Patrice C. Williams joins C2C as the inaugural Assistant Research Professor of Participatory Action Research and Provost Impact Fellow. Previously, Dr. Williams was a Research Scientist in the Department of Urban Studies and Planning at MIT, an Intramural Research Training Award (IRTA) Postdoctoral Fellow in the Epidemiology Branch of the National Institute of Environmental Health Sciences, and a Health Policy Research Scholar in the Robert Wood Johnson Foundation Program. Patrice’s research focuses on the need for urban planners and public health officials to iteratively explore the context of urban planning policies, processes, and practices in a participatory and codesigning process that reduces the maladaptive outcomes and maximize health equity benefits in areas such as climate-related health outcomes and the impact of greenspace redevelopment on housing displacement. In addition to authoring agency reports and white papers, she has also published in peer reviewed journals such as Preventive Medicine, Health & Place, Journal of the American Planning Association, Social Science and Medicine, and Landscape and Urban Planning.  

 Dr.
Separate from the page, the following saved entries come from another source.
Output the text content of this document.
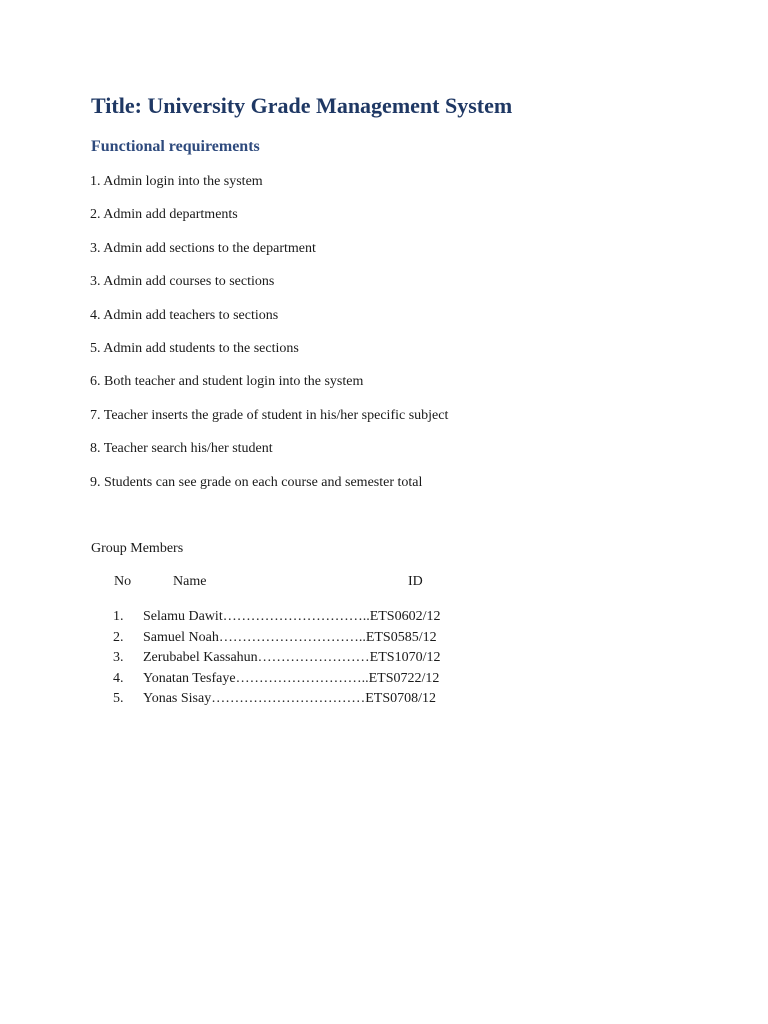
Title: University Grade Management System
Functional requirements
1. Admin login into the system
2. Admin add departments
3. Admin add sections to the department
3. Admin add courses to sections
4. Admin add teachers to sections
5. Admin add students to the sections
6. Both teacher and student login into the system
7. Teacher inserts the grade of student in his/her specific subject
8. Teacher search his/her student
9. Students can see grade on each course and semester total
Group Members
No	Name	ID
1. Selamu Dawit…………………………..ETS0602/12
2. Samuel Noah…………………………..ETS0585/12
3. Zerubabel Kassahun……………………ETS1070/12
4. Yonatan Tesfaye………………………..ETS0722/12
5. Yonas Sisay……………………………ETS0708/12
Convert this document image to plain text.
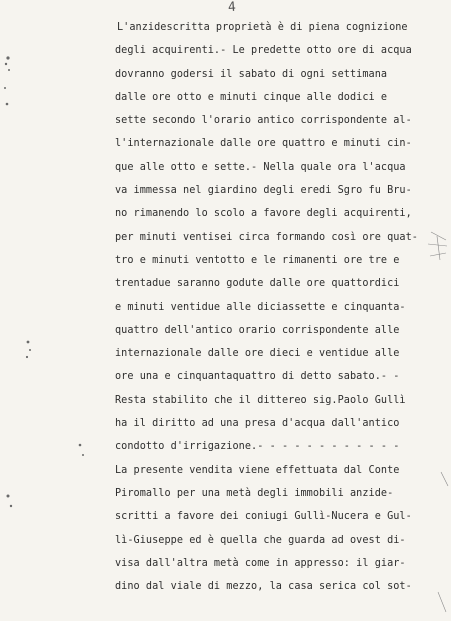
4
L'anzidescritta proprietà è di piena cognizione
degli acquirenti.- Le predette otto ore di acqua
dovranno godersi il sabato di ogni settimana
dalle ore otto e minuti cinque alle dodici e
sette secondo l'orario antico corrispondente al-
l'internazionale dalle ore quattro e minuti cin-
que alle otto e sette.- Nella quale ora l'acqua
va immessa nel giardino degli eredi Sgro fu Bru-
no rimanendo lo scolo a favore degli acquirenti,
per minuti ventisei circa formando così ore quat-
tro e minuti ventotto e le rimanenti ore tre e
trentadue saranno godute dalle ore quattordici
e minuti ventidue alle diciassette e cinquanta-
quattro dell'antico orario corrispondente alle
internazionale dalle ore dieci e ventidue alle
ore una e cinquantaquattro di detto sabato.- -
Resta stabilito che il dittereo sig.Paolo Gullì
ha il diritto ad una presa d'acqua dall'antico
condotto d'irrigazione.- - - - - - - - - - - -
La presente vendita viene effettuata dal Conte
Piromallo per una metà degli immobili anzide-
scritti a favore dei coniugi Gullì-Nucera e Gul-
lì-Giuseppe ed è quella che guarda ad ovest di-
visa dall'altra metà come in appresso: il giar-
dino dal viale di mezzo, la casa serica col sot-
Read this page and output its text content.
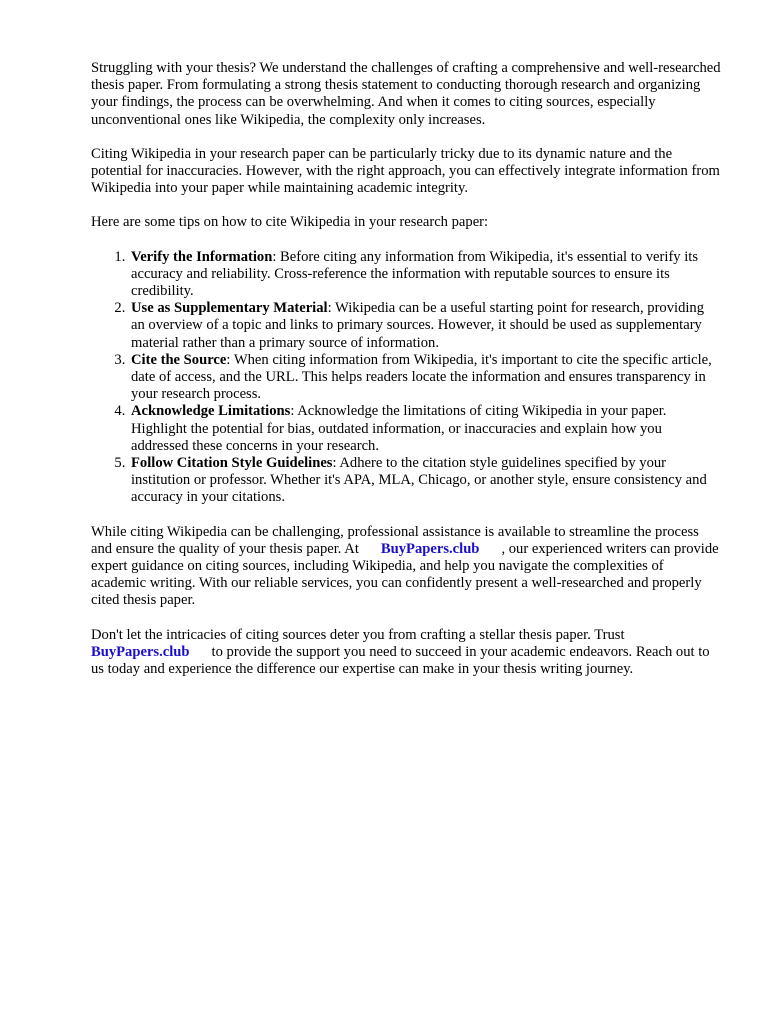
Struggling with your thesis? We understand the challenges of crafting a comprehensive and well-researched thesis paper. From formulating a strong thesis statement to conducting thorough research and organizing your findings, the process can be overwhelming. And when it comes to citing sources, especially unconventional ones like Wikipedia, the complexity only increases.

Citing Wikipedia in your research paper can be particularly tricky due to its dynamic nature and the potential for inaccuracies. However, with the right approach, you can effectively integrate information from Wikipedia into your paper while maintaining academic integrity.

Here are some tips on how to cite Wikipedia in your research paper:

1. Verify the Information: Before citing any information from Wikipedia, it's essential to verify its accuracy and reliability. Cross-reference the information with reputable sources to ensure its credibility.
2. Use as Supplementary Material: Wikipedia can be a useful starting point for research, providing an overview of a topic and links to primary sources. However, it should be used as supplementary material rather than a primary source of information.
3. Cite the Source: When citing information from Wikipedia, it's important to cite the specific article, date of access, and the URL. This helps readers locate the information and ensures transparency in your research process.
4. Acknowledge Limitations: Acknowledge the limitations of citing Wikipedia in your paper. Highlight the potential for bias, outdated information, or inaccuracies and explain how you addressed these concerns in your research.
5. Follow Citation Style Guidelines: Adhere to the citation style guidelines specified by your institution or professor. Whether it's APA, MLA, Chicago, or another style, ensure consistency and accuracy in your citations.

While citing Wikipedia can be challenging, professional assistance is available to streamline the process and ensure the quality of your thesis paper. At BuyPapers.club , our experienced writers can provide expert guidance on citing sources, including Wikipedia, and help you navigate the complexities of academic writing. With our reliable services, you can confidently present a well-researched and properly cited thesis paper.

Don't let the intricacies of citing sources deter you from crafting a stellar thesis paper. Trust BuyPapers.club to provide the support you need to succeed in your academic endeavors. Reach out to us today and experience the difference our expertise can make in your thesis writing journey.
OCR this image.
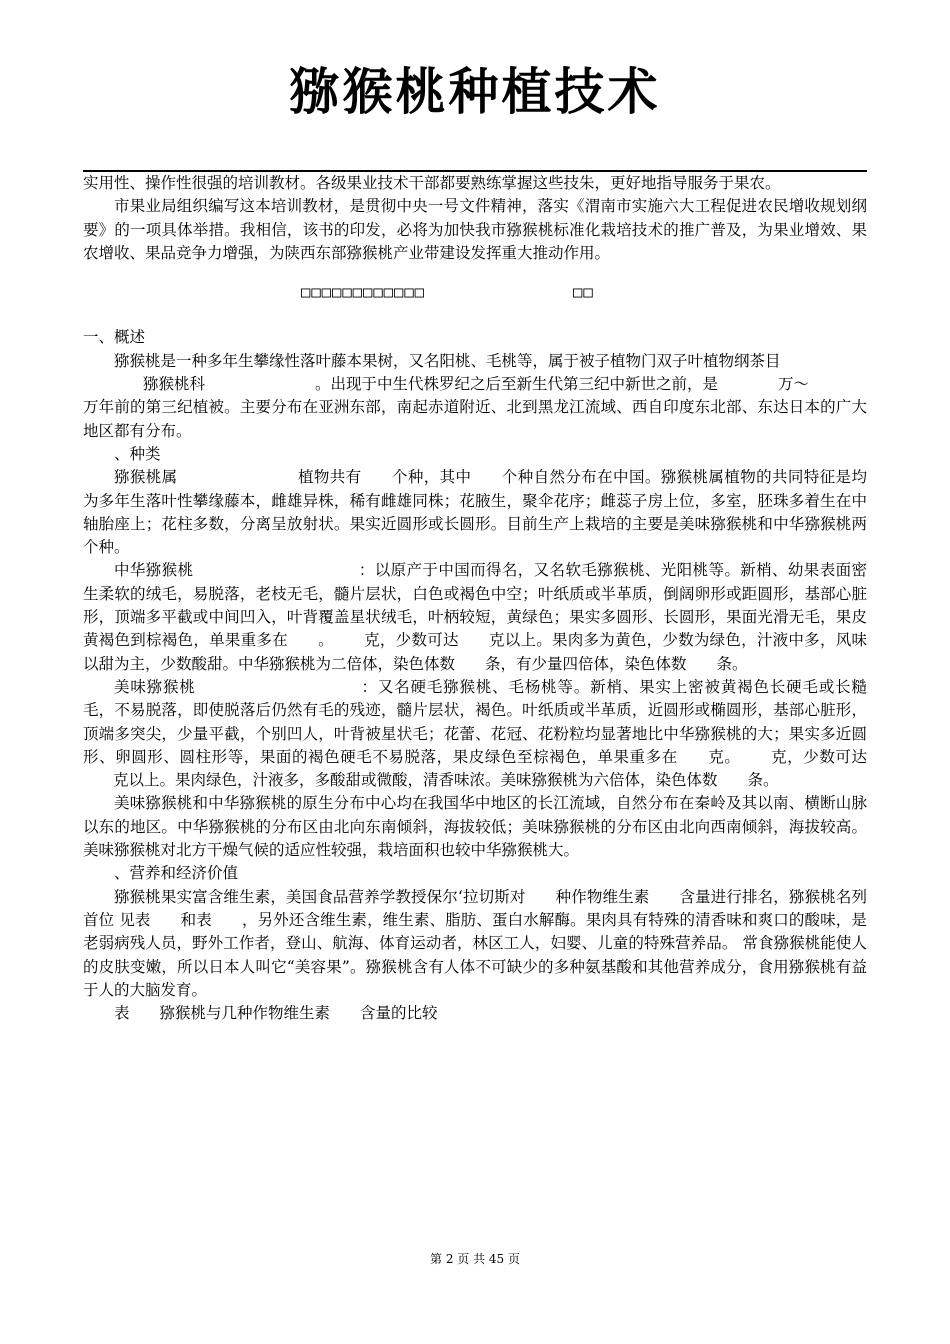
猕猴桃种植技术

实用性、操作性很强的培训教材。各级果业技术干部都要熟练掌握这些技朱，更好地指导服务于果农。

市果业局组织编写这本培训教材，是贯彻中央一号文件精神，落实《渭南市实施六大工程促进农民增收规划纲要》的一项具体举措。我相信，该书的印发，必将为加快我市猕猴桃标准化栽培技术的推广普及，为果业增效、果农增收、果品竞争力增强，为陕西东部猕猴桃产业带建设发挥重大推动作用。

□□□□□□□□□□□□	□□

一、概述

猕猴桃是一种多年生攀缘性落叶藤本果树，又名阳桃、毛桃等，属于被子植物门双子叶植物纲茶目
猕猴桃科	。出现于中生代株罗纪之后至新生代第三纪中新世之前，是	万～
万年前的第三纪植被。主要分布在亚洲东部，南起赤道附近、北到黑龙江流域、西自印度东北部、东达日本的广大地区都有分布。

、种类

猕猴桃属	植物共有 个种，其中 个种自然分布在中国。猕猴桃属植物的共同特征是均为多年生落叶性攀缘藤本，雌雄异株，稀有雌雄同株；花腋生，聚伞花序；雌蕊子房上位，多室，胚珠多着生在中轴胎座上；花柱多数，分离呈放射状。果实近圆形或长圆形。目前生产上栽培的主要是美味猕猴桃和中华猕猴桃两个种。

中华猕猴桃	：以原产于中国而得名，又名软毛猕猴桃、光阳桃等。新梢、幼果表面密生柔软的绒毛，易脱落，老枝无毛，髓片层状，白色或褐色中空；叶纸质或半革质，倒阔卵形或距圆形，基部心脏形，顶端多平截或中间凹入，叶背覆盖星状绒毛，叶柄较短，黄绿色；果实多圆形、长圆形，果面光滑无毛，果皮黄褐色到棕褐色，单果重多在 。 克，少数可达 克以上。果肉多为黄色，少数为绿色，汁液中多，风味以甜为主，少数酸甜。中华猕猴桃为二倍体，染色体数 条，有少量四倍体，染色体数 条。

美味猕猴桃	：又名硬毛猕猴桃、毛杨桃等。新梢、果实上密被黄褐色长硬毛或长糙毛，不易脱落，即使脱落后仍然有毛的残迹，髓片层状，褐色。叶纸质或半革质，近圆形或椭圆形，基部心脏形，顶端多突尖，少量平截，个别凹人，叶背被星状毛；花蕾、花冠、花粉粒均显著地比中华猕猴桃的大；果实多近圆形、卵圆形、圆柱形等，果面的褐色硬毛不易脱落，果皮绿色至棕褐色，单果重多在 克。 克，少数可达克以上。果肉绿色，汁液多，多酸甜或微酸，清香味浓。美味猕猴桃为六倍体，染色体数 条。

美味猕猴桃和中华猕猴桃的原生分布中心均在我国华中地区的长江流域，自然分布在秦岭及其以南、横断山脉以东的地区。中华猕猴桃的分布区由北向东南倾斜，海拔较低；美味猕猴桃的分布区由北向西南倾斜，海拔较高。美味猕猴桃对北方干燥气候的适应性较强，栽培面积也较中华猕猴桃大。

、营养和经济价值

猕猴桃果实富含维生素，美国食品营养学教授保尔‘拉切斯对 种作物维生素 含量进行排名，猕猴桃名列首位 见表 和表 ，另外还含维生素，维生素、脂肪、蛋白水解酶。果肉具有特殊的清香味和爽口的酸味，是老弱病残人员，野外工作者，登山、航海、体育运动者，林区工人，妇婴、儿童的特殊营养品。 常食猕猴桃能使人的皮肤变嫩，所以日本人叫它“美容果”。猕猴桃含有人体不可缺少的多种氨基酸和其他营养成分，食用猕猴桃有益于人的大脑发育。

表 猕猴桃与几种作物维生素 含量的比较

第 2 页 共 45 页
Williams is a member of the Healthy Neighborhoods Research Consortium, which leads the Healthy Neighborhoods Study (HNS) – a 7-year multidisciplinary, multi-site participatory action research project focused on neighborhood change, climate-related exposures, community resilience, and health equity in 9 low-income, racially/ethnically diverse communities in metropolitan Boston. She will also continue to build the Participatory action research Analytic Network (PAN) which she co-developed to mentor doctoral students, early career researchers, and community scholars who were selected nationally to participate in a one-year Emerging Scholars Fellowship Program. Dr. Williams earned a B.S. in Biomathematics, B.A. in Music, a Master’s in Public Health, and a Ph.D. in Urban and Regional Planning—all from Florida State University.